Parmi les quatre pierres précieuses; diamant [1] , [2], rubis [3], émeraude et saphir, les fausses pierres sont souvent des vraies pierres mais aussi des pierres artificielles ou synthétiques. Dans le cas particulier du diamant, la distinction entre un vrai et un faux est de plus en plus difficile à faire sans un matériel perfectionné car les propriétés chimiques et physiques sont similaires .

Voici le passage en revue de ces quatre pierres :

  • le diamant (généralement transparent) du grec adamas, qu’on ne saurait casser en raison de sa dureté la plus élevée des minéraux, ce qui explique un poli toujours parfait pour un éclat et des effets optiques bien connus.
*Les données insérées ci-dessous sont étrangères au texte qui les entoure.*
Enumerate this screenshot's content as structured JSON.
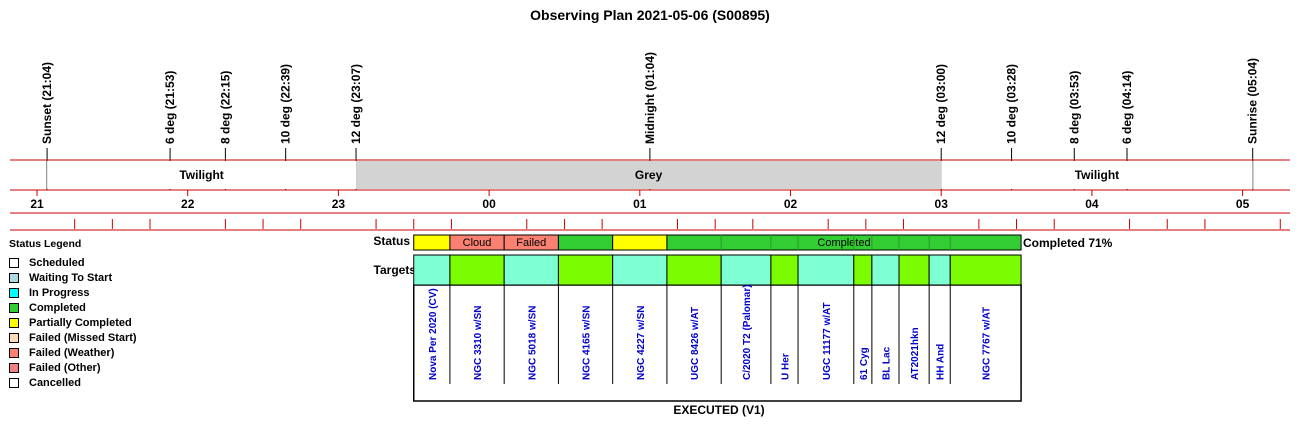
{
  "chart_data": {
    "type": "timeline",
    "title": "Observing Plan 2021-05-06 (S00895)",
    "footer": "EXECUTED (V1)",
    "status_row_label": "Status",
    "targets_row_label": "Targets",
    "completion_text": "Completed 71%",
    "time_range_hours": [
      20.833,
      29.333
    ],
    "hour_ticks": [
      {
        "label": "21",
        "hour": 21
      },
      {
        "label": "22",
        "hour": 22
      },
      {
        "label": "23",
        "hour": 23
      },
      {
        "label": "00",
        "hour": 24
      },
      {
        "label": "01",
        "hour": 25
      },
      {
        "label": "02",
        "hour": 26
      },
      {
        "label": "03",
        "hour": 27
      },
      {
        "label": "04",
        "hour": 28
      },
      {
        "label": "05",
        "hour": 29
      }
    ],
    "events": [
      {
        "label": "Sunset (21:04)",
        "hour": 21.067
      },
      {
        "label": "6 deg (21:53)",
        "hour": 21.883
      },
      {
        "label": "8 deg (22:15)",
        "hour": 22.25
      },
      {
        "label": "10 deg (22:39)",
        "hour": 22.65
      },
      {
        "label": "12 deg (23:07)",
        "hour": 23.117
      },
      {
        "label": "Midnight (01:04)",
        "hour": 25.067
      },
      {
        "label": "12 deg (03:00)",
        "hour": 27.0
      },
      {
        "label": "10 deg (03:28)",
        "hour": 27.467
      },
      {
        "label": "8 deg (03:53)",
        "hour": 27.883
      },
      {
        "label": "6 deg (04:14)",
        "hour": 28.233
      },
      {
        "label": "Sunrise (05:04)",
        "hour": 29.067
      }
    ],
    "periods": [
      {
        "label": "Twilight",
        "start": 21.067,
        "end": 23.117,
        "color": "#ffffff"
      },
      {
        "label": "Grey",
        "start": 23.117,
        "end": 27.0,
        "color": "#d3d3d3"
      },
      {
        "label": "Twilight",
        "start": 27.0,
        "end": 29.067,
        "color": "#ffffff"
      }
    ],
    "status_blocks": [
      {
        "label": "",
        "start": 23.5,
        "end": 23.74,
        "color": "#ffff00"
      },
      {
        "label": "Cloud",
        "start": 23.74,
        "end": 24.1,
        "color": "#fa8072"
      },
      {
        "label": "Failed",
        "start": 24.1,
        "end": 24.46,
        "color": "#fa8072"
      },
      {
        "label": "",
        "start": 24.46,
        "end": 24.82,
        "color": "#32cd32"
      },
      {
        "label": "",
        "start": 24.82,
        "end": 25.18,
        "color": "#ffff00"
      },
      {
        "label": "Completed",
        "start": 25.18,
        "end": 27.53,
        "color": "#32cd32"
      }
    ],
    "targets": [
      {
        "name": "Nova Per 2020 (CV)",
        "start": 23.5,
        "end": 23.74,
        "color": "#7fffd4"
      },
      {
        "name": "NGC 3310 w/SN",
        "start": 23.74,
        "end": 24.1,
        "color": "#7cfc00"
      },
      {
        "name": "NGC 5018 w/SN",
        "start": 24.1,
        "end": 24.46,
        "color": "#7fffd4"
      },
      {
        "name": "NGC 4165 w/SN",
        "start": 24.46,
        "end": 24.82,
        "color": "#7cfc00"
      },
      {
        "name": "NGC 4227 w/SN",
        "start": 24.82,
        "end": 25.18,
        "color": "#7fffd4"
      },
      {
        "name": "UGC 8426 w/AT",
        "start": 25.18,
        "end": 25.54,
        "color": "#7cfc00"
      },
      {
        "name": "C/2020 T2 (Palomar)",
        "start": 25.54,
        "end": 25.87,
        "color": "#7fffd4"
      },
      {
        "name": "U Her",
        "start": 25.87,
        "end": 26.05,
        "color": "#7cfc00"
      },
      {
        "name": "UGC 11177 w/AT",
        "start": 26.05,
        "end": 26.42,
        "color": "#7fffd4"
      },
      {
        "name": "61 Cyg",
        "start": 26.42,
        "end": 26.54,
        "color": "#7cfc00"
      },
      {
        "name": "BL Lac",
        "start": 26.54,
        "end": 26.72,
        "color": "#7fffd4"
      },
      {
        "name": "AT2021hkn",
        "start": 26.72,
        "end": 26.92,
        "color": "#7cfc00"
      },
      {
        "name": "HH And",
        "start": 26.92,
        "end": 27.06,
        "color": "#7fffd4"
      },
      {
        "name": "NGC 7767 w/AT",
        "start": 27.06,
        "end": 27.53,
        "color": "#7cfc00"
      }
    ],
    "legend": {
      "title": "Status Legend",
      "items": [
        {
          "label": "Scheduled",
          "color": "#ffffff"
        },
        {
          "label": "Waiting To Start",
          "color": "#add8e6"
        },
        {
          "label": "In Progress",
          "color": "#00ffff"
        },
        {
          "label": "Completed",
          "color": "#32cd32"
        },
        {
          "label": "Partially Completed",
          "color": "#ffff00"
        },
        {
          "label": "Failed (Missed Start)",
          "color": "#ffdab9"
        },
        {
          "label": "Failed (Weather)",
          "color": "#fa8072"
        },
        {
          "label": "Failed (Other)",
          "color": "#f08080"
        },
        {
          "label": "Cancelled",
          "color": "#ffffff"
        }
      ]
    },
    "colors": {
      "axis_line": "#cc0000",
      "target_text": "#0000cc"
    }
  }
}
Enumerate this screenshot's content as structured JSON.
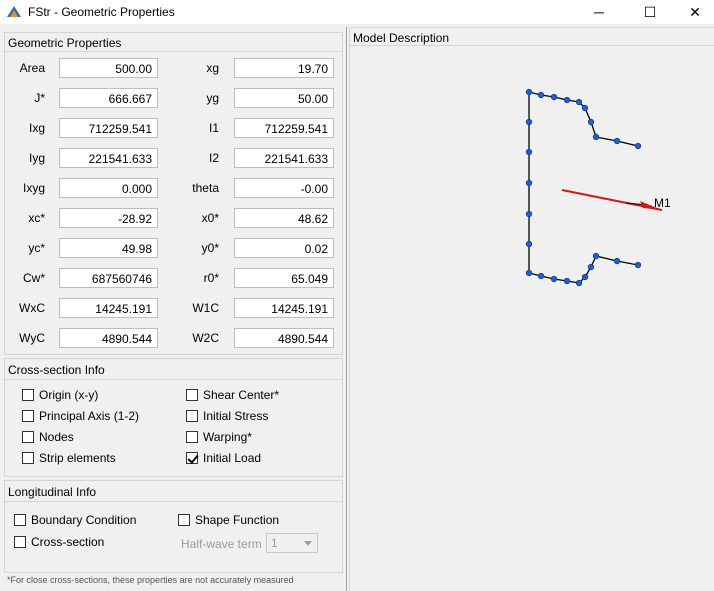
{
  "window": {
    "title": "FStr - Geometric Properties",
    "minimize": "─",
    "maximize": "☐",
    "close": "✕"
  },
  "geom": {
    "title": "Geometric Properties",
    "rows": [
      {
        "l1": "Area",
        "v1": "500.00",
        "l2": "xg",
        "v2": "19.70"
      },
      {
        "l1": "J*",
        "v1": "666.667",
        "l2": "yg",
        "v2": "50.00"
      },
      {
        "l1": "Ixg",
        "v1": "712259.541",
        "l2": "I1",
        "v2": "712259.541"
      },
      {
        "l1": "Iyg",
        "v1": "221541.633",
        "l2": "I2",
        "v2": "221541.633"
      },
      {
        "l1": "Ixyg",
        "v1": "0.000",
        "l2": "theta",
        "v2": "-0.00"
      },
      {
        "l1": "xc*",
        "v1": "-28.92",
        "l2": "x0*",
        "v2": "48.62"
      },
      {
        "l1": "yc*",
        "v1": "49.98",
        "l2": "y0*",
        "v2": "0.02"
      },
      {
        "l1": "Cw*",
        "v1": "687560746",
        "l2": "r0*",
        "v2": "65.049"
      },
      {
        "l1": "WxC",
        "v1": "14245.191",
        "l2": "W1C",
        "v2": "14245.191"
      },
      {
        "l1": "WyC",
        "v1": "4890.544",
        "l2": "W2C",
        "v2": "4890.544"
      }
    ]
  },
  "cross": {
    "title": "Cross-section Info",
    "items": [
      {
        "label": "Origin (x-y)",
        "checked": false
      },
      {
        "label": "Shear Center*",
        "checked": false
      },
      {
        "label": "Principal Axis (1-2)",
        "checked": false
      },
      {
        "label": "Initial Stress",
        "checked": false
      },
      {
        "label": "Nodes",
        "checked": false
      },
      {
        "label": "Warping*",
        "checked": false
      },
      {
        "label": "Strip elements",
        "checked": false
      },
      {
        "label": "Initial Load",
        "checked": true
      }
    ]
  },
  "longi": {
    "title": "Longitudinal Info",
    "boundary": "Boundary Condition",
    "shape": "Shape Function",
    "cross": "Cross-section",
    "halfwave_label": "Half-wave term",
    "halfwave_value": "1"
  },
  "footnote": "*For close cross-sections, these properties are not accurately measured",
  "model": {
    "title": "Model Description",
    "load_label": "M1",
    "colors": {
      "node": "#1f5fd6",
      "line": "#000000",
      "arrow": "#d11a1a"
    }
  }
}
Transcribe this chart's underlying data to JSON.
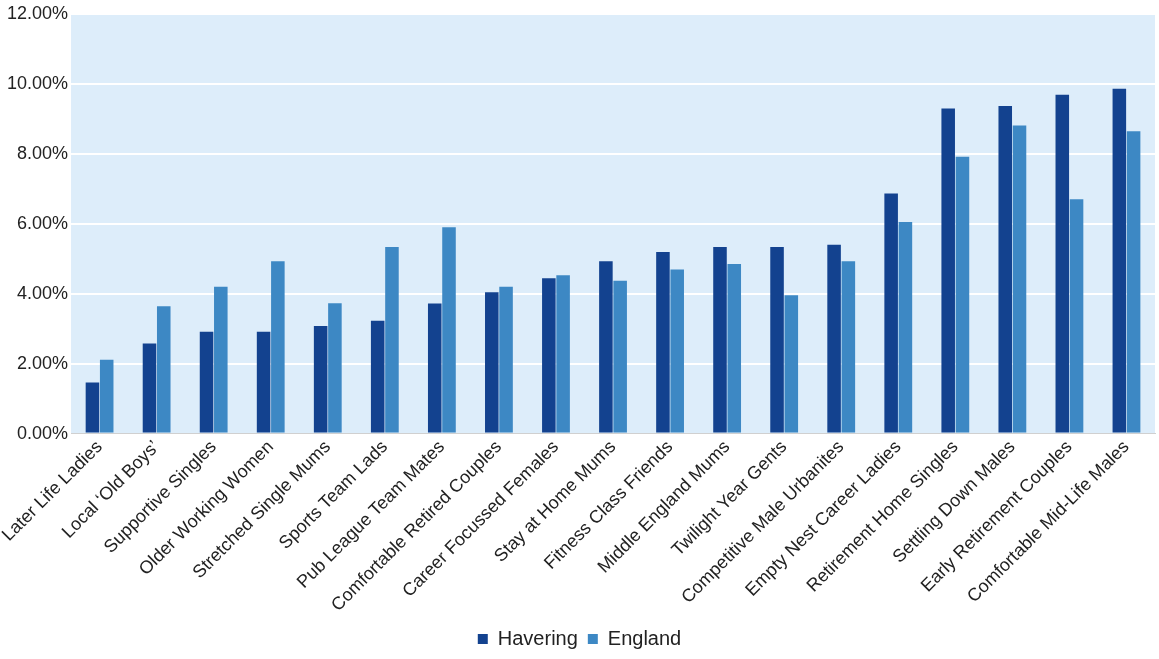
{
  "chart_data": {
    "type": "bar",
    "categories": [
      "Later Life Ladies",
      "Local ‘Old Boys’",
      "Supportive Singles",
      "Older Working Women",
      "Stretched Single Mums",
      "Sports Team Lads",
      "Pub League Team Mates",
      "Comfortable Retired Couples",
      "Career Focussed Females",
      "Stay at Home Mums",
      "Fitness Class Friends",
      "Middle England Mums",
      "Twilight Year Gents",
      "Competitive Male Urbanites",
      "Empty Nest Career Ladies",
      "Retirement Home Singles",
      "Settling Down Males",
      "Early Retirement Couples",
      "Comfortable Mid-Life Males"
    ],
    "series": [
      {
        "name": "Havering",
        "color": "#13428f",
        "values": [
          1.46,
          2.58,
          2.91,
          2.91,
          3.08,
          3.23,
          3.72,
          4.04,
          4.44,
          4.93,
          5.19,
          5.34,
          5.34,
          5.4,
          6.87,
          9.3,
          9.37,
          9.69,
          9.86
        ]
      },
      {
        "name": "England",
        "color": "#3d88c4",
        "values": [
          2.11,
          3.64,
          4.2,
          4.93,
          3.73,
          5.34,
          5.9,
          4.2,
          4.53,
          4.37,
          4.69,
          4.85,
          3.96,
          4.93,
          6.05,
          7.92,
          8.81,
          6.7,
          8.65
        ]
      }
    ],
    "ylim": [
      0,
      12
    ],
    "yticks": [
      {
        "value": 0,
        "label": "0.00%"
      },
      {
        "value": 2,
        "label": "2.00%"
      },
      {
        "value": 4,
        "label": "4.00%"
      },
      {
        "value": 6,
        "label": "6.00%"
      },
      {
        "value": 8,
        "label": "8.00%"
      },
      {
        "value": 10,
        "label": "10.00%"
      },
      {
        "value": 12,
        "label": "12.00%"
      }
    ],
    "grid": "y",
    "legend": "bottom"
  }
}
En dehors des diamants blancs, on en trouve de couleur rose, jaune, bleue, verte et violette, due à la présence de substances métalliques ce qui augmente leur densité déjà élevée (entre 3,50 et 3,53). Les faux naturels peuvent être du cristal de roche, du béryl, de la titatine, du topaze, du saphir blanc ou du zircon. Mais l’imitation la plus connue est un verre au plomb, le « strass », inventé à la fin du XVIIe siècle. Il existe aussi un diamant de synthèse c’est-à-dire fabriqué par l’homme en laboratoire à haute pression et haute température.
  • le rubis (rouge) du latin rubius, exclusivement de couleur rouge plus ou moins prononcée, de densité proche de 4,0, et comme il résiste au feu contrairement au diamant les grecs l’appelaient apurotos (qui résiste au feu). Il existe un rubis de synthèse depuis le XIXe siècle (procédé Verneuil) mais aussi un rubis de mauvaise qualité traité au verre au plomb qui redonne un éclat à des rubis fracturés par remplissage.
  • l’émeraude (généralement verte), du grec smaragdos (Alexandre le Grand en portait une à sa ceinture), très appréciée des latins qui la nommait smaragdus (Pline l’ancien disait qu’il n’y avait « pas de vert plus vert »), ensuite les italiens l’appelle smeraldo, et les espagnols esmeraldas, ces derniers en rapportent du nouveau-monde du coté de Quito. C’est désormais la Colombie le plus gros producteur mondiale. C’est une pierre de la famille des béryls avec des inclusions et des couleurs vives de teintes vert-bleu à vert-jaune. Sa densité est plus faible , elle est comprise entre 2,7 et 2,9. Les fausses sont des tourmalines vertes, des grenats verts, de la tourmaline avec des couleurs claires et sans inclusions ou tout simplement du verre traité. Il existe aussi une émeraudes de synthèse.
  • le saphir (généralement bleu) du grec sapphéiros que les latins ont transformé en sapphiras, de l’hébreu sappir soit couleur d’azur. Il peut être de couleur ; blanc « il a presque autant de feu que le diamant » mais rouge c’est un rubis de la famille du corindon. Son éclat est vitreux sa densité peut dépasser 4,0. Les faux sont la cyanite ou kyanite, le lapis-lazuli. Il existe aussi un saphir synthétique avec le procédé Verneuil (Image à la Une, collection présentée lors du salon de l’objet d’art à Paris en avril 2019).

    « Les apparences sont souvent trompeuses » proverbe français.